= Cwmfelin Mynach =

Village in Carmarthenshire, Wales

Cwmfelin Mynach is a village in Carmarthenshire, Wales. It has a population of only 64 residents. Cwmfelin Mynach means Valley (cwm) of the Monks' (Mynach) Mill (Felin). It was founded in the 6th century by the Cistercian monks, or Whitefriars, who had a monastery in nearby Whitland.

The river Gronw which starts at Blaenwaun (one of the highest inhabited villages in the West Wales peninsula) runs through Cwmfelin Mynach. In the medieval period the river was used to drive a corn mill. The river was also used for Baptisms.

==Facilities==
The village has no public house or post office. A Welsh-speaking chapel has regular services in the village, Llanwinio community Council have held meetings in the Chapel flat.

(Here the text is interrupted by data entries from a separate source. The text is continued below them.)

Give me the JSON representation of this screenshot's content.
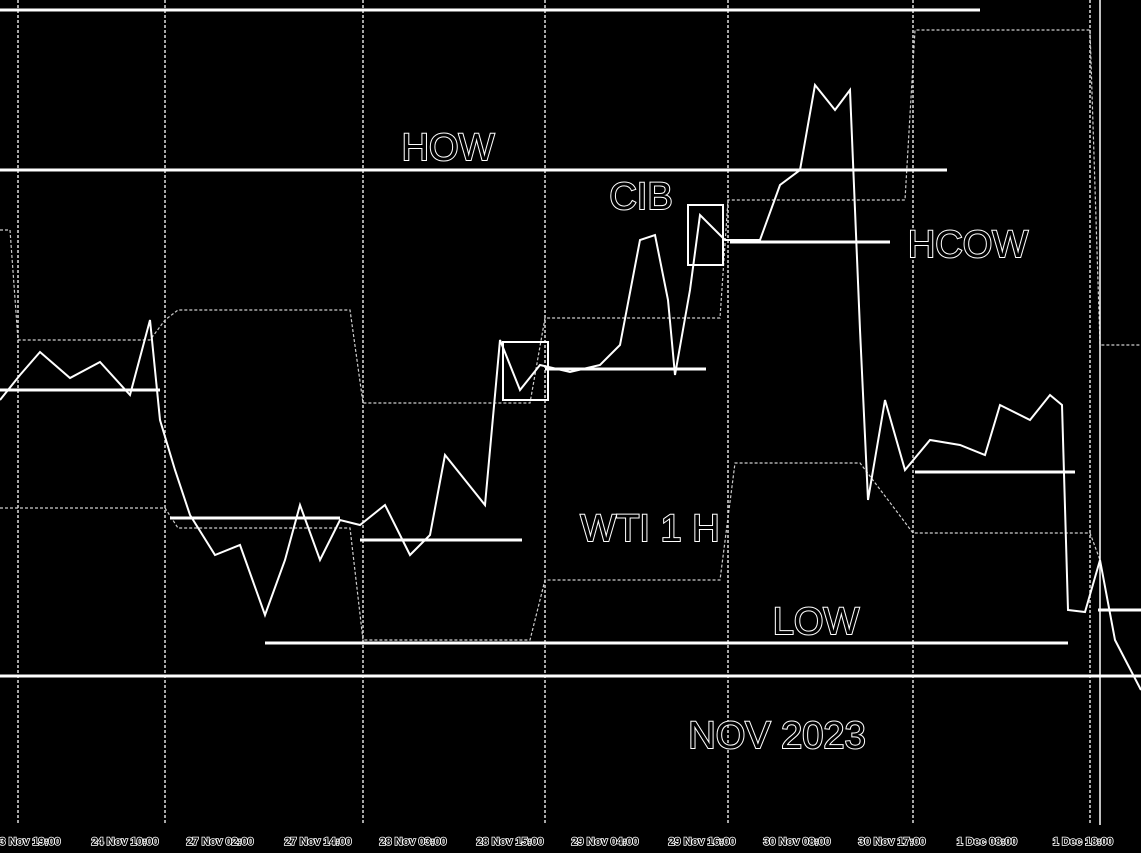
{
  "annotations": {
    "how": "HOW",
    "cib": "CIB",
    "hcow": "HCOW",
    "wti": "WTI 1 H",
    "low": "LOW",
    "month": "NOV 2023"
  },
  "time_labels": [
    "3 Nov 19:00",
    "24 Nov 10:00",
    "27 Nov 02:00",
    "27 Nov 14:00",
    "28 Nov 03:00",
    "28 Nov 15:00",
    "29 Nov 04:00",
    "29 Nov 16:00",
    "30 Nov 08:00",
    "30 Nov 17:00",
    "1 Dec 08:00",
    "1 Dec 18:00"
  ]
}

Some of the cottages in the village date back to the 19th century. They are built with the same form of slate that is reminiscent of the underlying geology, a blue 'Llandovery slate. The stone for cottage building came from three, now dis-used, quarries in the village.

The village has had underground fibre-optic cables laid. There is no mains gas in the village or sewage treatment; every home uses septic tanks. The water is pumped to the village from the reservoir underneath the Preseli Mountains.

==Flora and fauna==
Local fauna include red kites, buzzards, tawny owls and sparrowhawks. Wood pigeons, rock doves, herons and jackdaws are common. Grey wagtail can be seen fishing by the river.

The caraway is the county flower of Carmarthenshire and is similar in appearance to the lady's smock, or cuckoo flower. The dominant trees are beech and ash, and sycamore and oaks to a lesser degree.